C’est désormais un fait avéré, le public ne souhaite plus se contenter de vulgaires héros, il réclame des super héros auxquels la technologie digitale confère des pouvoirs infinis. L’engouement générant pratiquement immanquablement des super recettes, les studios sont donc atteints d’une haute frénésie et se précipitent pour livrer, avec une régularité conditionnée par les bilans de comptes destinés à l’actionnariat, une nouvelle transposition cinématographique des exploits des personnages puisés dans le vivier surpeuplé des comics américains.
Film de studio destiné à remplir les caisses, les règles de fabrication restent strictes et les paramètres opportunistes caressant une audience la plus large possible dictent bien évidemment l’ensemble de la démarche artistique de l’opération. Totalement dévoués à la logique pragmatique du succès, les executives ont pourtant digéré le déjà conséquent historique de l’exploitation du vengeur masqué. La standardisation a ses limites et il ne suffit pas de recruter le premier fabriquant d’images venu, doté d’une bonne maîtrise technique, pour créer la magie, en tout cas assurer au projet une véritable viabilité prestigieuse. Dardevil n’a pas convaincu et ce n’est pas un hasard. Aussi pour The Hulk, le choix d’un auteur tel que Ang Lee et qui repose principalement sur sa capacité à avoir séparé de façon rentable divertissement et débilité avec Tigre & Dragon, n’est qu’une tentative pour dupliquer l’alchimie entretenue par Tim Burton (Batman), Brian Synger (X-Men) et éventuellement Sam Raimi (Spider-man). Les autres ne méritant pas de passer à la postérité pour leurs exactions… Soucieux de se distinguer du lot, Ang Lee aura donc pour objectif d’aborder la tragédie traumatique post adolescente de l’œuvre de Stan Lee (aucun lien de parenté avec Ang !!) avec la possibilité d’y inscrire sa propre griffe. Le contrat de Universal induira simplement qu’il faudra qu’en parallèle le quota de scènes spectaculaires soit rempli pour respecter l’étiquette estivale de machine à sous exhibitionniste. De toute évidence le cinéaste s’est acquitté des deux, mais le résultat de son engagement semble avoir échappé à ses prévisions ainsi qu’à celles de ses producteurs.
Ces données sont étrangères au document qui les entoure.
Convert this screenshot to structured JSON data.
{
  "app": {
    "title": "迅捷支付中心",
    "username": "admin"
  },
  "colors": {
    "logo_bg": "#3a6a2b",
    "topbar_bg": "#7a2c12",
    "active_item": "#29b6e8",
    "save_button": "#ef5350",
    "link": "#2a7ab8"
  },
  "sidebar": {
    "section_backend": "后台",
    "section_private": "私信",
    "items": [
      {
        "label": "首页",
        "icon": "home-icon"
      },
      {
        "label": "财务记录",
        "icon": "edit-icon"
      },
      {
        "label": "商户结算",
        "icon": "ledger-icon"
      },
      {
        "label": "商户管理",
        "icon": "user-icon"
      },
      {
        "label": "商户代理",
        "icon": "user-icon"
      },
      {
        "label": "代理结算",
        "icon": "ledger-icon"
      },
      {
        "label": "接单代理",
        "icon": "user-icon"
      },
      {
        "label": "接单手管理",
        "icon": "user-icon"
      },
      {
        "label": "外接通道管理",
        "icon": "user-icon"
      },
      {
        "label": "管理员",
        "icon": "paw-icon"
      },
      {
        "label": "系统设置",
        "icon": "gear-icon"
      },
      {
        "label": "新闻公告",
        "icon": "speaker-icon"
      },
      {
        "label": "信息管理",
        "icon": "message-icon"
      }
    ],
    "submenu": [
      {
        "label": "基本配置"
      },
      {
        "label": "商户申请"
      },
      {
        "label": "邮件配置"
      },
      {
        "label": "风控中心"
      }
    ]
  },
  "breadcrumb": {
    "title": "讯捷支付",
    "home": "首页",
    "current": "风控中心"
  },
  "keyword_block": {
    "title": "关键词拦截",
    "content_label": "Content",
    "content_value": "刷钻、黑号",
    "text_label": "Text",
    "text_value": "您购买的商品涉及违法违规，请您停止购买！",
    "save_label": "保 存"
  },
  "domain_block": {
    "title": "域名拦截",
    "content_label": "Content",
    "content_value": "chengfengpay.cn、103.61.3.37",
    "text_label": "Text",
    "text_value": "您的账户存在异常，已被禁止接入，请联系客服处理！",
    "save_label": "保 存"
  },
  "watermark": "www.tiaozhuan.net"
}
Car The Hulk, tout comme son personnage titre changeant suivant ses humeurs et ses gènes est un film totalement schizophrène. Mais ce choix à première vue logique est loin d’aboutir à une qualité au final. Au travers de son très long métrage pour de l’entertainment (pratiquement 2h30), Ang Lee prend tout son temps pour esquisser ses protagonistes au crayonné avant de passer à l’encrage et livrer les scènes d’action promises contre l’achat du ticket. Un peu gonflé, on n’y perd pas au change. Les acteurs sont formidablement dirigés et donnent une vraie épaisseur à un récit complexe qui ne dévoile ses secrets qu’au moment opportun. Vaste quête identitaire post âge ingrat, l’investigation dépasse les repères de filiation parentale pour plonger ses connections au fin fond de l’ADN. Car ce qui forge un homme, un esprit, c’est autant son histoire que ses attributs charnels, dont la science s’emploie actuellement à décoder tous les mystères. La symbolique n’est pas pesante, le réalisateur impose une narration résolument tournée vers la source d’inspiration papier, variant les transitions de plans par des habillages graphiques et scindant l’écran « à la De Palma » pour donner illusion des cases qui s’animent. Le procédé dynamise la dramaturgie sans la désamorcer. Les effets de style parviennent à composer une atmosphère irréelle dont le point culminant reste les scènes oniriques qui constituent les souvenirs épars de Banner.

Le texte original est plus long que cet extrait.